Other type conversions

I also wanted to support SliceInfo<Vec<SliceOrIndex>, D> because older versions of ndarray cleanly handled Vec<Si>. To make this convenient, an implementation of AsRef was provided to convert &SliceInfo<Vec<SliceOrIndex>, D> to &SliceInfo<[SliceOrIndex], D>. Specifically,

impl<T, D> AsRef<SliceInfo<[SliceOrIndex], D>> for SliceInfo<T, D>
where
    T: AsRef<[SliceOrIndex]>,
    D: Dimension,
{
    fn as_ref(&self) -> &SliceInfo<[SliceOrIndex], D>;
}

At first glance, this appeared to be impossible to implement. It seemed like the body of the method needed to create a new SliceInfo instance. However, if the function returned a reference to the new SliceInfo, the reference would be dangling because the SliceInfo would be dropped at the end of the function body.

bluss made the astute observation that &SliceInfo<T, D> had the same bitwise representation as &T because the out_dim: PhantomData<D> field in SliceInfo was a zero-sized type, and the only remaining field was indices: T. This meant that the conversion could be implemented with pointer casts

unsafe {
    &*(self.indices.as_ref() as *const [SliceOrIndex]
        as *const SliceInfo<[SliceOrIndex], D>)
}

We also added a #[repr(C)] attribute to SliceInfo for extra safety.

Evaluation of macro arguments

My first implementation of the s![] macro had a bug. Try to spot the bug in this piece of the implementation. The $r:expr;$s:expr pattern correctly matched a range;step argument.

macro_rules! s(
    // ...
    (@parse $dim:expr, [$($stack:tt)*] $r:expr;$s:expr, $($t:tt)*) => {
        s![@parse
            $crate::SliceNextDim::next_dim(&$r, $dim),
            [$($stack)* s!(@convert $r, $s),]
            $($t)*
        ]
    };
    // ...
);

The issue was that the $r expression was expanded in two places, so it was evaluated twice at runtime. Unfortunately, this issue wasn’t a problem in the common case (literal range and index arguments) so it took me a while to notice it.

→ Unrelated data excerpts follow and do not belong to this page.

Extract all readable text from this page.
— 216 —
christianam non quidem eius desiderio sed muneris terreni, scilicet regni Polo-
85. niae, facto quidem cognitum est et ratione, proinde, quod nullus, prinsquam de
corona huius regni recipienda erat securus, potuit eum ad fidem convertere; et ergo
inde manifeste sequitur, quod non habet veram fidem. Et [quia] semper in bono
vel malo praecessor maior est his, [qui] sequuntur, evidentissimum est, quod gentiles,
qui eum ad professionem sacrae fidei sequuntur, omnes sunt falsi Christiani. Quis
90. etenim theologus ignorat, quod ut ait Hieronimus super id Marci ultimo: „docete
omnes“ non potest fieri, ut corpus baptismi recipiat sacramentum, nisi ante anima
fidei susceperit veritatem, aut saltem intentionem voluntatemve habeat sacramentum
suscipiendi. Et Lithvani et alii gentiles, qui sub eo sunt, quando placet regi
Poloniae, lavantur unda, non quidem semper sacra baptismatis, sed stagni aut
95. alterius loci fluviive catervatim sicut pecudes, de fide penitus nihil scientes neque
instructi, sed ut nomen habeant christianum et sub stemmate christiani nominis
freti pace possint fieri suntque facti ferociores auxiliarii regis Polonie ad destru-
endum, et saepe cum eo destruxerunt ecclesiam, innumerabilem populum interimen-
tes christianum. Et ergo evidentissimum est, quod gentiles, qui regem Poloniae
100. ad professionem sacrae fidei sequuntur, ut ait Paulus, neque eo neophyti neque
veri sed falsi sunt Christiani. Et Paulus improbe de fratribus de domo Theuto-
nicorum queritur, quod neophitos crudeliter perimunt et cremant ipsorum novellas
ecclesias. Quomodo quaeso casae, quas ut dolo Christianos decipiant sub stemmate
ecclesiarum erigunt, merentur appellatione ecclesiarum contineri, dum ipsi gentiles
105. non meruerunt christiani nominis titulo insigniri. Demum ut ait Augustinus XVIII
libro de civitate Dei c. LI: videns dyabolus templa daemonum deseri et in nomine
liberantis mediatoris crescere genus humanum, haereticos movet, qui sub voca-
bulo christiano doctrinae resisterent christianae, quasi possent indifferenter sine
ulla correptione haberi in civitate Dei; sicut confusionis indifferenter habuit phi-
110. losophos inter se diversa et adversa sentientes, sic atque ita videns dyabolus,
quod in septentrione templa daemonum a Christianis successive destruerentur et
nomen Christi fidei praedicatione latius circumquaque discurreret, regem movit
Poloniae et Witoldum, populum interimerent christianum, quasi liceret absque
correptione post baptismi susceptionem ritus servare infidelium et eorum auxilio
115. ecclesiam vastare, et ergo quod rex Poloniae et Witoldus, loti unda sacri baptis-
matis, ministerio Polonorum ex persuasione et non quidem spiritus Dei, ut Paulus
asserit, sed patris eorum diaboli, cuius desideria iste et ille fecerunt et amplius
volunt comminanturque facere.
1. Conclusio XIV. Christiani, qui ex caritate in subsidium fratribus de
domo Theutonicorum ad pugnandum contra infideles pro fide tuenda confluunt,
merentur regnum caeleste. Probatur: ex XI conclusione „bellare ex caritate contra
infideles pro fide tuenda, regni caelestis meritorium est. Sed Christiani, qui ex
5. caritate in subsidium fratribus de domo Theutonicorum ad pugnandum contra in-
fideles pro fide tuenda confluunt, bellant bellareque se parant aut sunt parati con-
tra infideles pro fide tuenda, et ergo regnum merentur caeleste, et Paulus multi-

The solution was to use match to evaluate $r once and create a binding r that could be used in both places:

macro_rules! s(
    // ...
    (@parse $dim:expr, [$($stack:tt)*] $r:expr;$s:expr, $($t:tt)*) => {
        match $r {
            r => {
                s![@parse
                   $crate::SliceNextDim::next_dim(&r, $dim),
                   [$($stack)* s!(@convert r, $s),]
                   $($t)*
                ]
            }
        }
    };
    // ...
);

This illustrates an important difference between function arguments and macro expression arguments. If you need to use the value of an expression in multiple places in a macro, you have to be careful not to accidentally evaluate the expression multiple times.

When using a macro that acts like a function (e.g. s![] or vec![]), it’s easy to ignore that the macro call is really an expansion into an expression, not a function call. This is usually okay when calling macros, but it’s important to keep the difference in mind when writing macros.

Note that the solution uses match $r { r => expr } instead of { let r = $r; expr } because match preserves temporary objects created in $r for the entire body. Thanks to bluss for pointing this out. For example,

// error
{
    let r = vec![1, 2, 3].iter();
    r.count()
};

// ok
match vec![1, 2, 3].iter() {
    r => {
        r.count()
    }
};

Conclusion

Implementing the combined slicing and subviews feature in ndarray 0.11 was a lot of fun and a great learning experience. There were a few important lessons:

Macros and traits are a surprisingly powerful combination for doing complex things at compile time. For example, the s![] macro is able to determine at compile time the output dimension of the sliced array/view from the number and types of its arguments.
Keep in mind low-level solutions to problems. Rust is a safe, high-level language, so it’s easy to forget what’s actually happening under-the-hood. In some cases, low-level solutions such as pointer casts are a simple way to work around high-level limitations.
Be careful not to treat macro arguments the same as function arguments, even if the macro looks a lot like a function. If you’re using an expression in two places and don’t want it to be evaluated twice, use match to evaluate it and create a binding, and then use that binding.